Coffee Talk

by Roki Prunali

Coffee Talk

First off Pretty Birds, it’s been too long since we last chatted Food and Wellness. Our quest for the latest health news and scrumptious recipes is forever at the forefront of our minds, but much like many of the missteps we make as we leave the summer months and return to the grind – one too many bombas, two too many glasses of wine – wellness fell to the back of our to-do list during Fashion Month. So, I thought I would get the conversation back on track this week with the evergreen argument of whether or not we should be indulging in our year-round vice: coffee.

Tamu and I both have a very on-again, off-again relationship with our coffees, made much more difficult by residing in the actual mecca of coffee, Italy. Here, coffee is not just a drink to help you survive the day. Coffee is a lifestyle. It is a ritual. And for our friends in the U.S. (but particularly in New York), coffee is sometimes the only thing that keeps them moving through what would otherwise be an impossible day. We are all aware, in this brave new world of green juices and matcha lattees, that coffee is not the most health-conscious of options to put in our bodies. But my burning questions is: can I drink coffee and still claim my title as a Wellness Junkie?

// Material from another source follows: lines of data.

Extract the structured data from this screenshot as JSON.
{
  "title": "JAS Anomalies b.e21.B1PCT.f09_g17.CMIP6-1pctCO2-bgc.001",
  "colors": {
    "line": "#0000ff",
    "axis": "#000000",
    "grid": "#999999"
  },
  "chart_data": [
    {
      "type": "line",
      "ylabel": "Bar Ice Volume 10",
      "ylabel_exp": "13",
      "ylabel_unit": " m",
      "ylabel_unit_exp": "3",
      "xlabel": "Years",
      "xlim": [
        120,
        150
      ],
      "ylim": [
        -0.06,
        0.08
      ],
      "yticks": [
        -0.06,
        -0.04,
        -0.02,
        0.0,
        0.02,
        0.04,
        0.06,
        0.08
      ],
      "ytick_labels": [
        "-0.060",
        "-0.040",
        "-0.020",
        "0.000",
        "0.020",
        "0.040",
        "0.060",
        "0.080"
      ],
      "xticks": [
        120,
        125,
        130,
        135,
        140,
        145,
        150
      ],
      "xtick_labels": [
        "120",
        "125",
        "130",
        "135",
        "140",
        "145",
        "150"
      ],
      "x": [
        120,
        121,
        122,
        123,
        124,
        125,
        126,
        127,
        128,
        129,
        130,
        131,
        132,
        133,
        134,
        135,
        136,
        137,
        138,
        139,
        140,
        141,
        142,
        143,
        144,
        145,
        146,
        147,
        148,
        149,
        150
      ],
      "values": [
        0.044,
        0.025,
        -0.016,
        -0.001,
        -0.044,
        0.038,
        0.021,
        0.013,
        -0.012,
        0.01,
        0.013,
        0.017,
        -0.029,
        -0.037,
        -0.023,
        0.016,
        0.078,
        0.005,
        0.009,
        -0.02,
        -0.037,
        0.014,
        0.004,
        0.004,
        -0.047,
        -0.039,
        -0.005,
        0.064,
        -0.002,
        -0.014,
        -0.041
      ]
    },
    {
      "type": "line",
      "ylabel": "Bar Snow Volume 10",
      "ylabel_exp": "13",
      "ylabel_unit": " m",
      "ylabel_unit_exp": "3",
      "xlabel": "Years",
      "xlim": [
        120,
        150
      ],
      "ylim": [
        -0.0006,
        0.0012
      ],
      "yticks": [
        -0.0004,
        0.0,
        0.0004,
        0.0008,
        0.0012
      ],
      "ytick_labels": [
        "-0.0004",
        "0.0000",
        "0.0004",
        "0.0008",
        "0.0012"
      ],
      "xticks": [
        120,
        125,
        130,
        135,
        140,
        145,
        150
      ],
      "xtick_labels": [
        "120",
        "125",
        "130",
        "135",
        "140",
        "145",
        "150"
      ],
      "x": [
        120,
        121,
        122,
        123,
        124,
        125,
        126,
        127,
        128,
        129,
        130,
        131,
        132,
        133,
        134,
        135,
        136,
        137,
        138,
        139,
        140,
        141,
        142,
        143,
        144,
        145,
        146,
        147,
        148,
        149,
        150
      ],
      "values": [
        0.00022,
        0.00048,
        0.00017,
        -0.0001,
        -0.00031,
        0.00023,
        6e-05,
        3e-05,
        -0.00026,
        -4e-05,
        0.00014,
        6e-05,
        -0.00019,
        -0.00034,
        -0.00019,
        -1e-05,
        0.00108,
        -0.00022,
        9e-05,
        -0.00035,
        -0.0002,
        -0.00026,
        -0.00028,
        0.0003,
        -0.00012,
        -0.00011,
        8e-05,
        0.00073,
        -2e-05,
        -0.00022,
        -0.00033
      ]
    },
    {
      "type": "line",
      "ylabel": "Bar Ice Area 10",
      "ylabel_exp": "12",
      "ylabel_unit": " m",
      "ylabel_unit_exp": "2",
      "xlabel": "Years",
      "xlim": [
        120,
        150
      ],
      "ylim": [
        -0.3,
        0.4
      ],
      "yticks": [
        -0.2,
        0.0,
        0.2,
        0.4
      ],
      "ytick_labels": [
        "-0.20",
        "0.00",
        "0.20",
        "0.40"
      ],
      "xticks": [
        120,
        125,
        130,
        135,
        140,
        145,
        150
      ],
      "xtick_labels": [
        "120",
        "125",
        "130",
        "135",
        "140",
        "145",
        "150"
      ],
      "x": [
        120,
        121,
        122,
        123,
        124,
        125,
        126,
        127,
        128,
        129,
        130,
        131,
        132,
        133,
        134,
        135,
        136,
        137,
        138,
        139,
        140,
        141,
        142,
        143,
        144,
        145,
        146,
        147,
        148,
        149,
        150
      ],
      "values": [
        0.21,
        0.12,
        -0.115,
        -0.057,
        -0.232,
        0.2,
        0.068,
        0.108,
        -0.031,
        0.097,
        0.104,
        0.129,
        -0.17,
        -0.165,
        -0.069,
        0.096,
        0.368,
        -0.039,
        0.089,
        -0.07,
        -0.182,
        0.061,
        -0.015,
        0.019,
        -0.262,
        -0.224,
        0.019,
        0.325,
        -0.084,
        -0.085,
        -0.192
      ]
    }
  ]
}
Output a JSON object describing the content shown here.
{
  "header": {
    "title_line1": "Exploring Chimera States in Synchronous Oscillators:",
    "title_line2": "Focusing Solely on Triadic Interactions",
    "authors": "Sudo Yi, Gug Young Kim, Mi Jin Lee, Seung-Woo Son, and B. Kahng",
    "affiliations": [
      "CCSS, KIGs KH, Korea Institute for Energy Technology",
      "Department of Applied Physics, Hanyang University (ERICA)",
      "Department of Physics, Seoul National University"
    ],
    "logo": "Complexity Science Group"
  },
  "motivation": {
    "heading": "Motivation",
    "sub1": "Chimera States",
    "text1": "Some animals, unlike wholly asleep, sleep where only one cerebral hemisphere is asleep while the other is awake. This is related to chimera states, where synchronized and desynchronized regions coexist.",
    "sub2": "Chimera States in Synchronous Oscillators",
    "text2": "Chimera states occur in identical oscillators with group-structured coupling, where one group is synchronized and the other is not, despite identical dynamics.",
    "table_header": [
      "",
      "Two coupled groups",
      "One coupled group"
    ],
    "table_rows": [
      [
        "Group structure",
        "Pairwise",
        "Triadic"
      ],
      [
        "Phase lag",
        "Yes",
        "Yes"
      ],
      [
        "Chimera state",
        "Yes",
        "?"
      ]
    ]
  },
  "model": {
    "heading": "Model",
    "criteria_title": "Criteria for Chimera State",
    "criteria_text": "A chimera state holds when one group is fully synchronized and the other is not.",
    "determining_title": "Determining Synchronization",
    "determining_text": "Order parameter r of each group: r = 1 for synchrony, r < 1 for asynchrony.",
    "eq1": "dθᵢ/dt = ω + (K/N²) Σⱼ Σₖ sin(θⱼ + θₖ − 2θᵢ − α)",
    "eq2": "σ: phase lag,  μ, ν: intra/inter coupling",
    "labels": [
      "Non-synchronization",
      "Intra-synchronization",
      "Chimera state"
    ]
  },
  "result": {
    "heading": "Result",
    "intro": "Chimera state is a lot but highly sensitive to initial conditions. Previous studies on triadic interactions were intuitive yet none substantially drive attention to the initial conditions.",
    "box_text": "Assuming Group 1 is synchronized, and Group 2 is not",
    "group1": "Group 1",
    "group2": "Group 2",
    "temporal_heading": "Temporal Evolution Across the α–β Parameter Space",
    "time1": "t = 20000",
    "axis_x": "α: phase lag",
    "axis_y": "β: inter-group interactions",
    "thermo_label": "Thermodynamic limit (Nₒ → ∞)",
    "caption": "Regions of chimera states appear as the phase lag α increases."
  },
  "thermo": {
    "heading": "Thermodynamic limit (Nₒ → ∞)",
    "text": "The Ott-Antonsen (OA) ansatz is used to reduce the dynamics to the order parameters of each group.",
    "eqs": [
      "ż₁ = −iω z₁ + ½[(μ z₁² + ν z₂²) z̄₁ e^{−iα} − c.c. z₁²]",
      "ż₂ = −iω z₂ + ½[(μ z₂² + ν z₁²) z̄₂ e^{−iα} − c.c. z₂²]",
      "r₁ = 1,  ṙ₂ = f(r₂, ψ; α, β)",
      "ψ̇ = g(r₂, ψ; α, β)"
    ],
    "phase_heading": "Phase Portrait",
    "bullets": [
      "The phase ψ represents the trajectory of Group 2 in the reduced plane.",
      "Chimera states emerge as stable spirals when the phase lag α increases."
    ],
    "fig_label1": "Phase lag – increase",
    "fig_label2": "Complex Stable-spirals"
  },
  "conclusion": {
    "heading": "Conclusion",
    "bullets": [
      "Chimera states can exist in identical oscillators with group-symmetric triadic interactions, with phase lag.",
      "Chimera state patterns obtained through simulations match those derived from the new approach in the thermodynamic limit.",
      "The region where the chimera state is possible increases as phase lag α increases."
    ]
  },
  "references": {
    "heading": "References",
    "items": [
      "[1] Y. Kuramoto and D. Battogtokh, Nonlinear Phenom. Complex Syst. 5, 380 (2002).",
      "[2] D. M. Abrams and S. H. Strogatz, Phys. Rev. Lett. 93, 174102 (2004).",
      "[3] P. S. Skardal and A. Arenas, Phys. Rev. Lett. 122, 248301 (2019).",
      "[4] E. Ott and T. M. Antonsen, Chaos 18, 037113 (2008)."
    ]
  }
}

Every day, I convince my body coffee is harming every inch of me and train myself to live without it. Then slowly, after a rough week or facing a crazy deadline, I add one cup of coffee to my regime. In the blink of an eye that one cup mysteriously turns into four a day, and those four cups of coffee reveal themselves in my skin, my sleep, and my lack of mindfulness.

However, recent studies have suggested that coffee does have some benefits, and the latest reports even show that if you are over 45, moderate coffee consumption can result in a reduced risk of mortality. That’s sort of a change of messaging from what we normally hear about this blessed bean. Since the 70’s, coffee was often closely linked to heart disease and cancer, brainwashing us into thinking our cup of joe is a serious no-no. But in 2015, the World Health Organization removed coffee from the list of carcinogens. The American Institute for Cancer even goes so far as to say that it may protect against, rather than cause, certain cancers, including colorectal cancer and cirrhosis of the liver.

Beyond that, the more minor side effects we know are caused by excessive coffee consumption are; impaired sleep, jitters, heartburn, and gastroesophageal reflux disease (GERD), as well as frequent urination. Coffee can also change your perception of sweetness, which explains a lot about why I always crave that croissant with my morning brew.

But that’s the bean. For some, the culprit of health issues is not the coffee itself but the sugar they add to it. Sugar, without a doubt, wreaks havoc on our bodies, and if you’re a four-cup-a-day kinda girl it’s likely there may be a spoonful in there somewhere, something you may want to reconsider when looking for simple ways to create a more healthful diet. If you’re looking for alternative methods to help the medicine go down, try honey, almond milk, or even cinnamon.

Happily, along with all of this research, what I found most often is that much like my other bffs, chocolate and wine, that daily cappuccino can probably stay in your diet as long as it’s consumed in moderation. Only once your morning joe turns into an after-lunch boost and 5 o clock pick-me-up do we need to stage an intervention. Til then, cheers dears!